O koca kışta beyler inanın boğazımızdan bir dilim mandalina bile geçmemişti o koca kışta portakal alıpta bir suyunu sıkıp içemedik. Cuma günleri pazar kurulurdu, ben annemle birlikte akşam pazarın kaldırıldığı vakitte giderdik paramız yoktu birşey almayacaktık. Sadece toplanan tezgahların altından, kalan artıkları henüz o kadarda çürümemiş olan yeşillikleri, sebzeleri toplardık. Bunları size anlatmanın bir anlamı varmı o koca kışın yada kışın üzerimize örttüğümüz battaniyenin, yanmayan sobanın, birbirimize sarılarak uyumanın insanların bize acıyarak bakmasının, benim için pekte artık anlamı yok, anlamlı günlerdi ders çıkardım fakat neden böyle bir hayat sürüyorum? Tamir olmaz bir yaram var.

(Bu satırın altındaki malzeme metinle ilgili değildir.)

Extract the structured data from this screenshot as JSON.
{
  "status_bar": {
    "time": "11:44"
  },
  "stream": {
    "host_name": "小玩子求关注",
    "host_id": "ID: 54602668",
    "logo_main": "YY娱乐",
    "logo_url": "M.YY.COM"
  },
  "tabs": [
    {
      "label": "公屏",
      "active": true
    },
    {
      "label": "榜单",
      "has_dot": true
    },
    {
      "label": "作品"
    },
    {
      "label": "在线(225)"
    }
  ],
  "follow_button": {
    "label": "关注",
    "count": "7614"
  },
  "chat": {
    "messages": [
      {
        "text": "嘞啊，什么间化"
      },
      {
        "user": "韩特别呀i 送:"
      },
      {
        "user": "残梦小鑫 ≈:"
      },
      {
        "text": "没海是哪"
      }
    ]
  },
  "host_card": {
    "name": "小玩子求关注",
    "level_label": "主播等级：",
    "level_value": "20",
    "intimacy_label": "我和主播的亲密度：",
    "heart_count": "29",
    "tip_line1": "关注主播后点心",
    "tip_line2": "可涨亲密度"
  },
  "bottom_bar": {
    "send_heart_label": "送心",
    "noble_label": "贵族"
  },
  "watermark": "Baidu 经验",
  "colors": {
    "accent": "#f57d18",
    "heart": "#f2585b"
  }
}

Kışın cumartesi sabahı 4 te kalkıp pazarcıların zütürmedikleri bıraktıkları kasaları toplayıp tahta olanları sobamızda yaktığımızın, plastikleri kağıt toplayıcılarına sattığımın pek bir anlamı yok sanki artık.
Neden bu saklanışlarım, kendi kendimi haklayışlarım içime attığım sorunlarım. ? Soruyorum size neden?
başlık yok! burası bom boş!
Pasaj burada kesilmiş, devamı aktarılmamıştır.